Technique and strategy

Swimming a 10K race requires a combination of efficient technique and effective strategy. Swimmers must be able to maintain their technique for several hours, while also adjusting their approach based on the conditions of the water and the other swimmers around them.

The correct techniques are essential for conserving energy and maintaining a steady pace throughout the race.

For example, swimmers should focus on their body position, specifically by maintaining a straight line from head to toe, with their hips and legs close to the surface of the water. They should also work on their stroke technique, aiming for a smooth, efficient stroke that minimizes drag and maximizes propulsion.

Check out this video for some practical tips on how you can conserve energy during your 10K:

So that you are not completely blindsided the day of the event, swimmers should be scouting the course and identifying any potential challenges, such as currents or waves.

It’s also prudent to develop a pacing plan, aiming to maintain a steady pace throughout the race and avoiding the temptation to start too fast.

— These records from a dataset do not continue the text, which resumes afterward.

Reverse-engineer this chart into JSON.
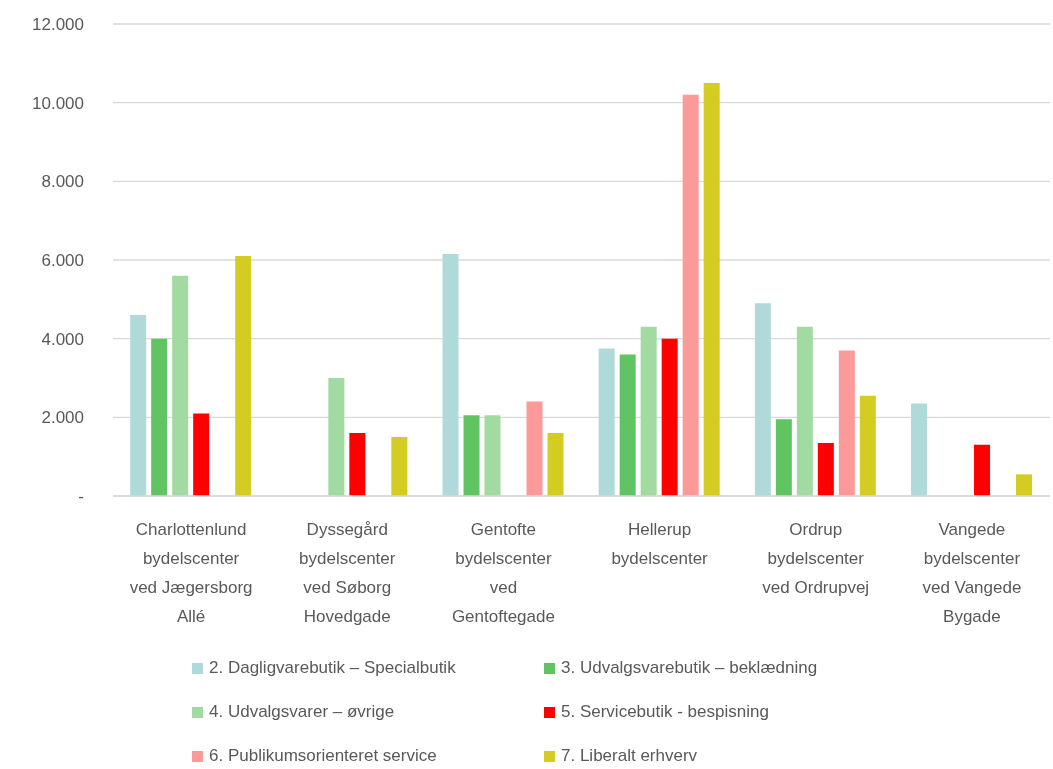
{
  "chart_data": {
    "type": "bar",
    "categories": [
      "Charlottenlund bydelscenter ved Jægersborg Allé",
      "Dyssegård bydelscenter ved Søborg Hovedgade",
      "Gentofte bydelscenter ved Gentoftegade",
      "Hellerup bydelscenter",
      "Ordrup bydelscenter ved Ordrupvej",
      "Vangede bydelscenter ved Vangede Bygade"
    ],
    "series": [
      {
        "name": "2. Dagligvarebutik – Specialbutik",
        "color": "#b0d9d9",
        "values": [
          4600,
          null,
          6150,
          3750,
          4900,
          2350
        ]
      },
      {
        "name": "3. Udvalgsvarebutik – beklædning",
        "color": "#61c462",
        "values": [
          4000,
          null,
          2050,
          3600,
          1950,
          null
        ]
      },
      {
        "name": "4. Udvalgsvarer – øvrige",
        "color": "#a1dba1",
        "values": [
          5600,
          3000,
          2050,
          4300,
          4300,
          null
        ]
      },
      {
        "name": "5. Servicebutik - bespisning",
        "color": "#ff0000",
        "values": [
          2100,
          1600,
          null,
          4000,
          1350,
          1300
        ]
      },
      {
        "name": "6. Publikumsorienteret service",
        "color": "#fc9a9a",
        "values": [
          null,
          null,
          2400,
          10200,
          3700,
          null
        ]
      },
      {
        "name": "7. Liberalt erhverv",
        "color": "#d4cc22",
        "values": [
          6100,
          1500,
          1600,
          10500,
          2550,
          550
        ]
      }
    ],
    "ylim": [
      0,
      12000
    ],
    "yticks": [
      {
        "value": 0,
        "label": "-"
      },
      {
        "value": 2000,
        "label": "2.000"
      },
      {
        "value": 4000,
        "label": "4.000"
      },
      {
        "value": 6000,
        "label": "6.000"
      },
      {
        "value": 8000,
        "label": "8.000"
      },
      {
        "value": 10000,
        "label": "10.000"
      },
      {
        "value": 12000,
        "label": "12.000"
      }
    ],
    "grid": "y",
    "legend": "bottom"
  }
}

Also be ready to adjust your strategy as needed based on the conditions of the water and the other swimmers around them. For example, if you encounter strong currents or waves, you may need to adjust your stroke technique or swim angle to compensate.

In addition to technique and strategy, mental preparation is also essential for a successful 10K swim. Swimmers should develop a positive mindset, focusing on their strengths and visualizing themselves successfully completing the race. They should also be prepared for the mental challenges of swimming for several hours, including boredom and fatigue.